Living the College Life: Other Drugs - Should I Try Pot or Other Drugs?
Source: John Wiley & Sons, Inc.
Topics: Staying Healthy on Campus, Transition to College, College Information
"If you try something that has been laced, then you may end up sick or even dead. It is not a risk worth taking." - Lauren Hardgrove, Ohio University,
Students learn about themselves in college by doing new things and pushing boundaries. Perhaps that's why many who would never dream of breaking the law or endangering their lives might otherwise try drugs. Some convince themselves nothing bad can come of it. They are emboldened by the fact that, despite all the warnings about drugs, they know people on campus who have tried or even regularly use drugs"and they haven't dropped dead yet. What these students may not stop to think about, though, are the many wasted lives that resulted from similar rationalizations.
This article will take a look at drugs other than alcohol on campus, and how students have handled choices associated with drug use. It relates how and why colleges have little tolerance for drug-using students, and it makes it clear, from a legal standpoint, the deep trouble that can result from a drug arrest. In addition, a Harvard Medical School faculty member with extensive research experience in the field tells why even trying drugs is a bad idea. Even once.
As a result, this article is less about making choices than the urgency of making the only practical choice about drugs: staying away from them at all cost.
If you're not familiar with the smell of marijuana, you'll likely know it when you sniff its unmistakable pungent odor. Expect its scent to creep through the hallways if students are using it anywhere on your dorm floor. And if they open the door while you're passing by, you might receive a friendly invitation to join in.
Students say declining the offer is one of the best decisions you can make in college.
Grace Choe (University of Southern California) says she realizes that trying drugs isn't likely to kill you. "But personally, I don't think drugs are that much of a hurrah"it's not worth it for me to [mess] up my mind. I have a pretty shoddy memory to begin with, so I like to keep all my brain cells, thank you."
Students say pot is the most commonly used drug on campus and, as a result, the one most likely to be offered to them. They might be enticed by claims that it's pure or "good stuff." They're mindful that pot isn't in the same league as drugs such as cocaine or Ecstasy, and the claims of quality reassure them.

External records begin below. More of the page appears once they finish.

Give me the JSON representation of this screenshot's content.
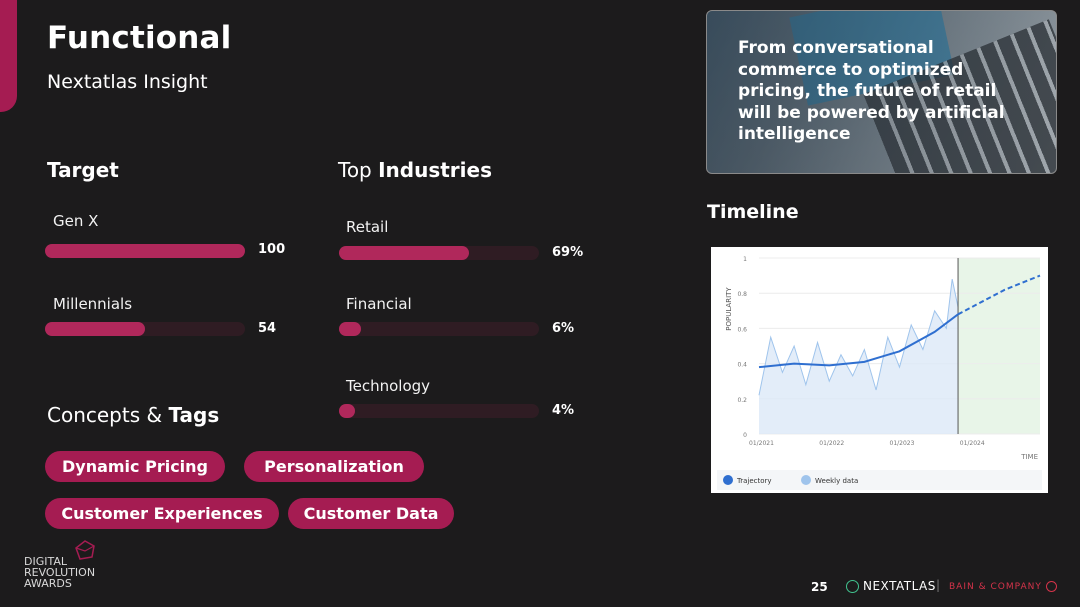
{
  "header": {
    "title": "Functional",
    "subtitle": "Nextatlas Insight"
  },
  "target": {
    "title": "Target",
    "items": [
      {
        "label": "Gen X",
        "value": "100",
        "fill": 1.0
      },
      {
        "label": "Millennials",
        "value": "54",
        "fill": 0.5
      }
    ]
  },
  "industries": {
    "title_prefix": "Top",
    "title_bold": "Industries",
    "items": [
      {
        "label": "Retail",
        "value": "69%",
        "fill": 0.65
      },
      {
        "label": "Financial",
        "value": "6%",
        "fill": 0.11
      },
      {
        "label": "Technology",
        "value": "4%",
        "fill": 0.08
      }
    ]
  },
  "concepts": {
    "title_prefix": "Concepts &",
    "title_bold": "Tags",
    "tags": [
      "Dynamic Pricing",
      "Personalization",
      "Customer Experiences",
      "Customer Data"
    ]
  },
  "hero": {
    "text": "From conversational commerce to optimized pricing, the future of retail will be powered by artificial intelligence"
  },
  "timeline": {
    "title": "Timeline",
    "ylabel": "POPULARITY",
    "xlabel": "TIME",
    "yticks": [
      "1",
      "0.8",
      "0.6",
      "0.4",
      "0.2",
      "0"
    ],
    "xticks": [
      "01/2021",
      "01/2022",
      "01/2023",
      "01/2024"
    ],
    "legend": [
      "Trajectory",
      "Weekly data"
    ],
    "colors": {
      "trajectory": "#2f6fd0",
      "weekly": "#9fc4ec",
      "forecast_bg": "#e8f5e8"
    }
  },
  "chart_data": {
    "type": "line",
    "ylim": [
      0,
      1
    ],
    "series": [
      {
        "name": "Trajectory",
        "x": [
          "01/2021",
          "07/2021",
          "01/2022",
          "07/2022",
          "01/2023",
          "07/2023",
          "11/2023"
        ],
        "values": [
          0.38,
          0.4,
          0.39,
          0.41,
          0.47,
          0.58,
          0.68
        ]
      },
      {
        "name": "Trajectory (forecast)",
        "x": [
          "11/2023",
          "07/2024",
          "01/2025"
        ],
        "values": [
          0.68,
          0.82,
          0.9
        ]
      },
      {
        "name": "Weekly data",
        "x": [
          "01/2021",
          "03/2021",
          "05/2021",
          "07/2021",
          "09/2021",
          "11/2021",
          "01/2022",
          "03/2022",
          "05/2022",
          "07/2022",
          "09/2022",
          "11/2022",
          "01/2023",
          "03/2023",
          "05/2023",
          "07/2023",
          "09/2023",
          "10/2023",
          "11/2023"
        ],
        "values": [
          0.22,
          0.55,
          0.35,
          0.5,
          0.28,
          0.52,
          0.3,
          0.45,
          0.33,
          0.48,
          0.25,
          0.55,
          0.38,
          0.62,
          0.48,
          0.7,
          0.6,
          0.88,
          0.72
        ]
      }
    ]
  },
  "footer": {
    "page": "25",
    "brand": "NEXTATLAS",
    "partner": "BAIN & COMPANY"
  },
  "award": {
    "lines": [
      "DIGITAL",
      "REVOLUTION",
      "AWARDS"
    ]
  }
}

One student not otherwise cited in this chapter suggests, "Make sure you know where it came from," to those thinking of trying pot. It seems like good advice, especially considering the source: an intelligent student who is cited in several other chapters in this book. But the guidance is flawed: First, you can't predict how you'll respond to getting high. Secondly, unless you personally grew it and manufactured it yourself (not impossible but unlikely), there is no way to know for certain where it "came from" or what's in it.
The only thing you can be sure of is that you're risking your health by inhaling such a substance.